Insulin and insulin resistance

It is now well accepted that obesity is one of the principal contributory factors in the development of insulin resistance (IR). Systemic inflammation associated with obesity has been shown to be a crucial mechanism responsible for IR. Insulin resistance is a condition where peripheral tissues are not sensitive to insulin despite high circulating insulin levels. Insulin stimulates the production of insulin-like growth factor (IGF-1) and downregulates production of IGFBP1, resulting in higher levels of IGF-1 in serum. IGF-1 binds to its receptor (IGF-1R) and this leads to activation of the PI3K/AKT/mTOR pathway, which subsequently promotes mitogenesis and prevents apoptosis. Such an activation of the IGF pathway has been shown to occur in BE. Furthermore, molecular studies have shown that IGF-1 and its binding proteins could influence neoplastic progression in BE. Insulin and insulin-related signaling pathways have been shown to be upregulated in BE and EAC tissue. IR is also associated with dysplastic progression in BE, adding further proof that obesity-induced hyperinsulinemia and IR are associated with BE pathogenesis and progression.

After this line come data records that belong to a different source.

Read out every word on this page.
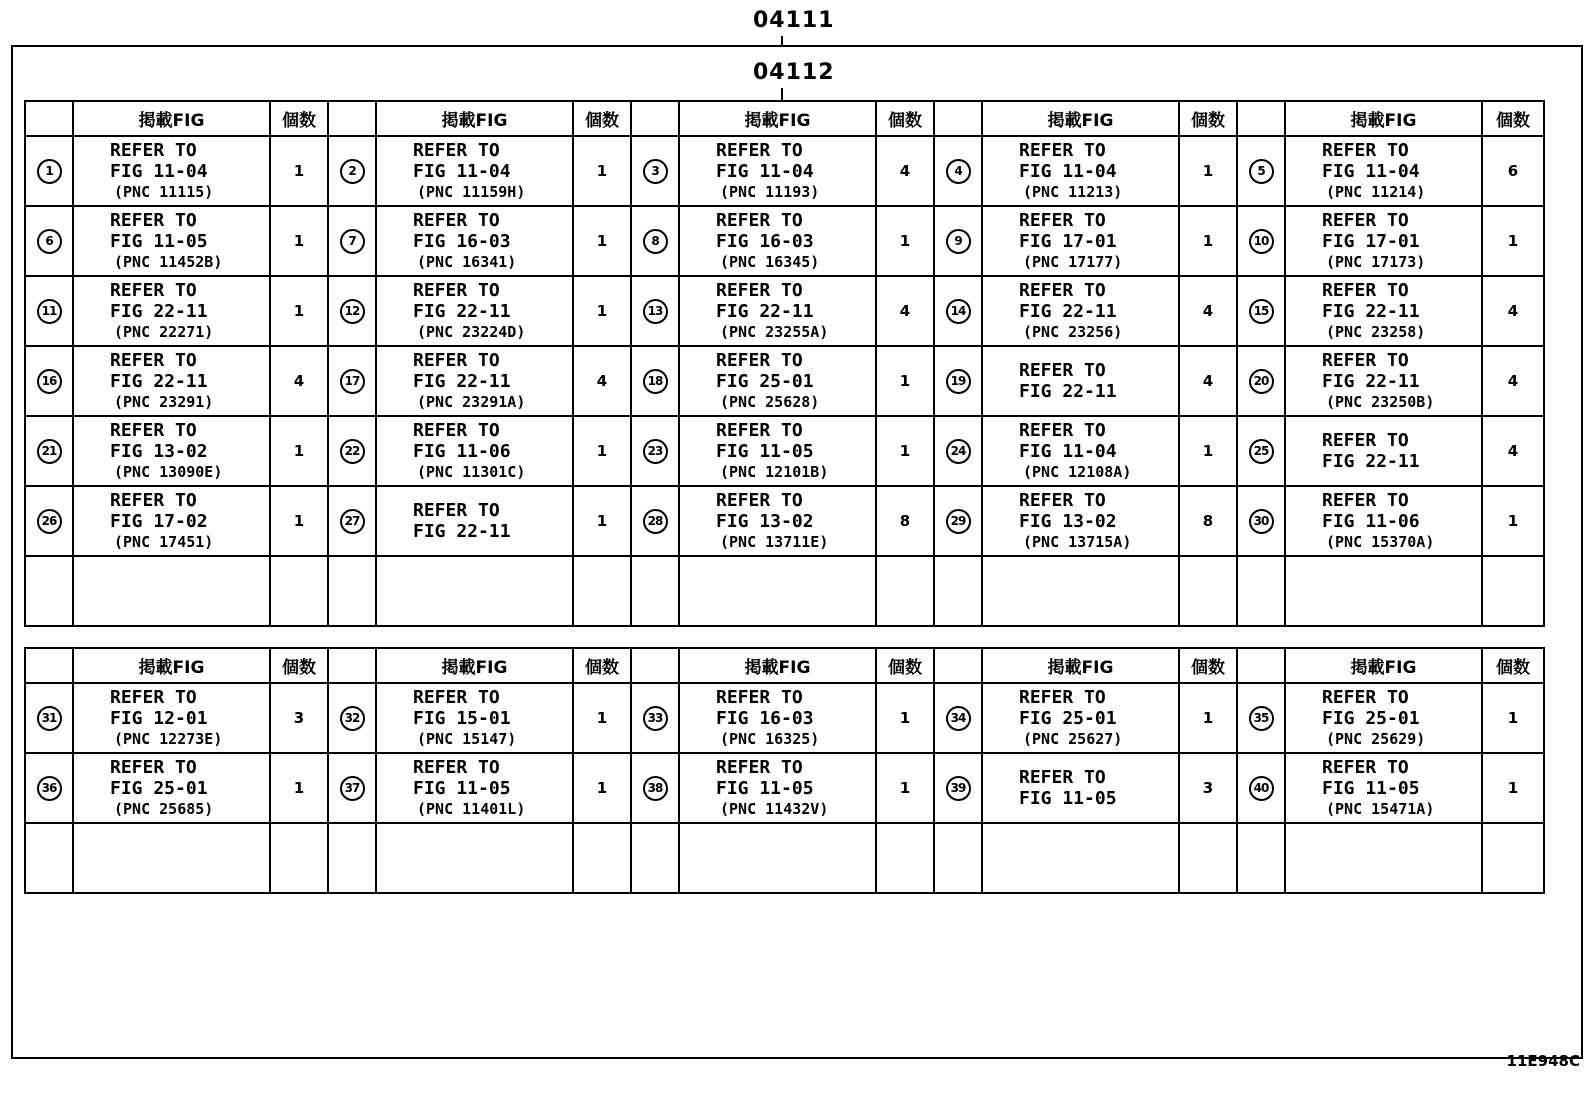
04111
04112
	掲載FIG	個数		掲載FIG	個数		掲載FIG	個数		掲載FIG	個数		掲載FIG	個数
1	REFER TO
FIG 11-04
(PNC 11115)	1	2	REFER TO
FIG 11-04
(PNC 11159H)	1	3	REFER TO
FIG 11-04
(PNC 11193)	4	4	REFER TO
FIG 11-04
(PNC 11213)	1	5	REFER TO
FIG 11-04
(PNC 11214)	6
6	REFER TO
FIG 11-05
(PNC 11452B)	1	7	REFER TO
FIG 16-03
(PNC 16341)	1	8	REFER TO
FIG 16-03
(PNC 16345)	1	9	REFER TO
FIG 17-01
(PNC 17177)	1	10	REFER TO
FIG 17-01
(PNC 17173)	1
11	REFER TO
FIG 22-11
(PNC 22271)	1	12	REFER TO
FIG 22-11
(PNC 23224D)	1	13	REFER TO
FIG 22-11
(PNC 23255A)	4	14	REFER TO
FIG 22-11
(PNC 23256)	4	15	REFER TO
FIG 22-11
(PNC 23258)	4
16	REFER TO
FIG 22-11
(PNC 23291)	4	17	REFER TO
FIG 22-11
(PNC 23291A)	4	18	REFER TO
FIG 25-01
(PNC 25628)	1	19	REFER TO
FIG 22-11	4	20	REFER TO
FIG 22-11
(PNC 23250B)	4
21	REFER TO
FIG 13-02
(PNC 13090E)	1	22	REFER TO
FIG 11-06
(PNC 11301C)	1	23	REFER TO
FIG 11-05
(PNC 12101B)	1	24	REFER TO
FIG 11-04
(PNC 12108A)	1	25	REFER TO
FIG 22-11	4
26	REFER TO
FIG 17-02
(PNC 17451)	1	27	REFER TO
FIG 22-11	1	28	REFER TO
FIG 13-02
(PNC 13711E)	8	29	REFER TO
FIG 13-02
(PNC 13715A)	8	30	REFER TO
FIG 11-06
(PNC 15370A)	1

	掲載FIG	個数		掲載FIG	個数		掲載FIG	個数		掲載FIG	個数		掲載FIG	個数
31	REFER TO
FIG 12-01
(PNC 12273E)	3	32	REFER TO
FIG 15-01
(PNC 15147)	1	33	REFER TO
FIG 16-03
(PNC 16325)	1	34	REFER TO
FIG 25-01
(PNC 25627)	1	35	REFER TO
FIG 25-01
(PNC 25629)	1
36	REFER TO
FIG 25-01
(PNC 25685)	1	37	REFER TO
FIG 11-05
(PNC 11401L)	1	38	REFER TO
FIG 11-05
(PNC 11432V)	1	39	REFER TO
FIG 11-05	3	40	REFER TO
FIG 11-05
(PNC 15471A)	1

11E948C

Obesity also upregulates several inflammatory pathways, such as NFkB and JNK, which are known to play a role in the development of IR. Overexpression of B cells, which occurs in obesity, is also associated with IR. In addition to inflammatory mediators, obesity-induced IR also seems to be mediated by adipokines. Leptin and adiponectin have opposite effects on insulin and IR; elevated serum leptin is strongly associated with IR, whereas high adiponectin increases peripheral tissue sensitivity to insulin. Low adiponectin levels have been implicated in obesity-induced IR.

Several observational studies have looked at the association of insulin, IR, and IGF with BE. Levels of insulin and the pro-inflammatory cytokine, IL-6, were found to be higher in BE cases than controls in a cross-sectional study by Ryan and colleagues. In a large population-based case-control study, type 2 diabetes mellitus was associated with a nearly 50% increase in the risk of BE, independent of other known risk factors such as GERD and BMI; this association was stronger in women than men. Leggett found a 2-fold increase in the risk of BE in those with metabolic syndrome (which is associated with insulin resistance) that was also independent of BMI and GERD. Greer et al. found a strong relationship between increased insulin and IGF-1 levels and risk of BE, but only when compared with healthy controls; this association disappeared when the comparison was GERD controls, indicating that the relationship between insulin and BE could be GERD-dependent. Rubenstein and colleagues, on the other hand, could not find an association between increased insulin levels and higher risk of BE, when controlling for serum leptin. Two other case-control studies similarly failed to show any association between increased insulin and BE. There could be several reasons for this nonsignificant result in some studies. Effects on the esophageal mucosa may not be directly mediated by insulin or IR, rather through leptin and/or other adipokines. Insulin could exert its effect through GERD, which has been shown to be increased in hyperinsulinemic and IR states. Hence, adjusting for GERD (which was done in most studies) could have attenuated or removed any significant association between insulin and BE.